If it was fiction, this movie would be camp grotesquery along the lines of "Whatever Happened To Baby Jane?" or "Sunset Boulevard", and perhaps very good indeed. But since it's a documentary, it's a "cult classic", meaning that most viewers won't enjoy it much, unless they're the sort of kidult who deliberately watches bad films ironically.
This glimpse into the extremely limited lives of two half-mad recluses who happen to be the aunt and cousin of one of the richest and most famous women in the world, yet deliberately live in disgusting squalor in a fast-disintegrating 28-room beachfront mansion, exerts a kind of horrible fascination, and might be of great interest to psychiatrists, but in the end, what's the point? The most dramatic event in the story - the health department forcibly cleaning the ground floor with fire-hoses - happened a year before the camera crew arrived, and everything else of real interest occurred even longer ago, so what we get is two extremely self-centered poor little old rich girls locked into a very unhealthy relationship talking, shouting and singing at each other almost constantly, mostly at the same time.
By the way, the squalor really is disgusting. Their eight scrawny flea-ridden cats are neither allowed out of the house nor provided with litter trays, but that's OK because Edith Senior likes the smell. Little Edie doesn't, and repeatedly says she wants to get out of this place, where she's apparently been trapped for a decade. But come on lady, you were already middle-aged when you let your loopy miser of a mother persuade you to live with her as a social outcast in the world's biggest cat lavatory! How did these women who once partied with the world's élite, and have relatives who still do, get this way? And why have the rest of their mega-rich family given up on them so completely for so long? A story like this needs lots of background, but we get none at all except what the two women provide, and they almost always contradict each other, usually while the other is still talking.

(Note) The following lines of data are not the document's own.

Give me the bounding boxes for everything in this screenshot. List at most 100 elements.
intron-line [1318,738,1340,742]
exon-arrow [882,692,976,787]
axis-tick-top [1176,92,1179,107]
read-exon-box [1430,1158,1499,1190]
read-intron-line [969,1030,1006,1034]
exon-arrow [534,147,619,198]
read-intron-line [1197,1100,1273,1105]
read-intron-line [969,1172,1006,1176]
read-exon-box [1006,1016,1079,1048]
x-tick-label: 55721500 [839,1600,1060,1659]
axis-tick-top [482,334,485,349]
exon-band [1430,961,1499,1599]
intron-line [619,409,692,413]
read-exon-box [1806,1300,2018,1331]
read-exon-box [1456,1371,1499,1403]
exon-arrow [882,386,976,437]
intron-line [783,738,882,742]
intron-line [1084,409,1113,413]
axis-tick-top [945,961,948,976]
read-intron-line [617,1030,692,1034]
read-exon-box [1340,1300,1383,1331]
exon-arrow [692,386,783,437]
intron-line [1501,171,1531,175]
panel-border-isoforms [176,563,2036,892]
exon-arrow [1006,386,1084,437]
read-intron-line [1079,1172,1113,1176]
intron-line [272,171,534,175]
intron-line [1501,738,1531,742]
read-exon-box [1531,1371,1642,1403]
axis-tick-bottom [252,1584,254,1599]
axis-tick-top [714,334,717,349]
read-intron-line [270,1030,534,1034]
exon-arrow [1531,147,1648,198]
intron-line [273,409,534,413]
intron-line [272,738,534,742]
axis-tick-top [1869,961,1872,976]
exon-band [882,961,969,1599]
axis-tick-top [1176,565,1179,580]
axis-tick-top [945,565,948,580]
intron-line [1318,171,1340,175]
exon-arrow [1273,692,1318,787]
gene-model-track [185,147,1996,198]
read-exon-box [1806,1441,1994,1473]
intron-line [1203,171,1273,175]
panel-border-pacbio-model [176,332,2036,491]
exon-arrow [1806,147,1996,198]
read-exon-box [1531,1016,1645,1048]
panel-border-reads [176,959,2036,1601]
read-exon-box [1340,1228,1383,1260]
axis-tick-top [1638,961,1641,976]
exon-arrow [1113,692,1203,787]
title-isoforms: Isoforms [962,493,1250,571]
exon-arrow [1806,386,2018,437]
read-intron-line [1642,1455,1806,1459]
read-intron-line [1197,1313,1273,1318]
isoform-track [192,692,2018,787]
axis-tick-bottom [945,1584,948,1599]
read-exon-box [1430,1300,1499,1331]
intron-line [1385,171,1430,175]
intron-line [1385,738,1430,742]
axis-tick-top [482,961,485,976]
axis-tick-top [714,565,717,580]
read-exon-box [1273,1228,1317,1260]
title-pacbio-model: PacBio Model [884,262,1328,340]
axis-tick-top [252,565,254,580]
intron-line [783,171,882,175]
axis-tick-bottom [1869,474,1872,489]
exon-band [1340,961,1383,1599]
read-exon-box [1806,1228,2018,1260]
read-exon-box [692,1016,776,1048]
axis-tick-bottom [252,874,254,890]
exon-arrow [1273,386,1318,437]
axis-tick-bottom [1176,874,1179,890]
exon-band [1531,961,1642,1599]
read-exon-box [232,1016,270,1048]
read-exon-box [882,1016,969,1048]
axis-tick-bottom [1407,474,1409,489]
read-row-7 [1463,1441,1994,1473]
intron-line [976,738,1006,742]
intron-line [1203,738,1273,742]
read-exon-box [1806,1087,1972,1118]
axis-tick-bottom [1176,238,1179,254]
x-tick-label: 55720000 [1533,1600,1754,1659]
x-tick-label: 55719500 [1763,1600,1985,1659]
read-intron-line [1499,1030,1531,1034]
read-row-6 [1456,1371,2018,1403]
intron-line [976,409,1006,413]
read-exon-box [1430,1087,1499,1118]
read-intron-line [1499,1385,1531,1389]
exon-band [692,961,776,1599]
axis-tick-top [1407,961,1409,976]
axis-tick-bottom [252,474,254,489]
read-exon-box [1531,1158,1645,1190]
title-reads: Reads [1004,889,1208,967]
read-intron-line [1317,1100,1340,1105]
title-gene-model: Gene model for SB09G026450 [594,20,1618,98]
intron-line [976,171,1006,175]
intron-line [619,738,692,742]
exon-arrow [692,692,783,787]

I suppose you could view this as the bittersweet tale of a symbiotic relationship between an aging control-freak and the only person she can still control, her spoilt daughter who at the age of 56 behaves like an adolescent because she never learned how to take responsibility for anything including herself. But for that to really work, you'd need dialogue by somebody like Samuel Beckett or Harold Pinter, instead of letting these not particularly bright and very loud crazy cat-ladies improvise for an hour and a half. Well before the end I felt they'd made their own bed and thoroughly deserved to lie in it, feline by-products and all.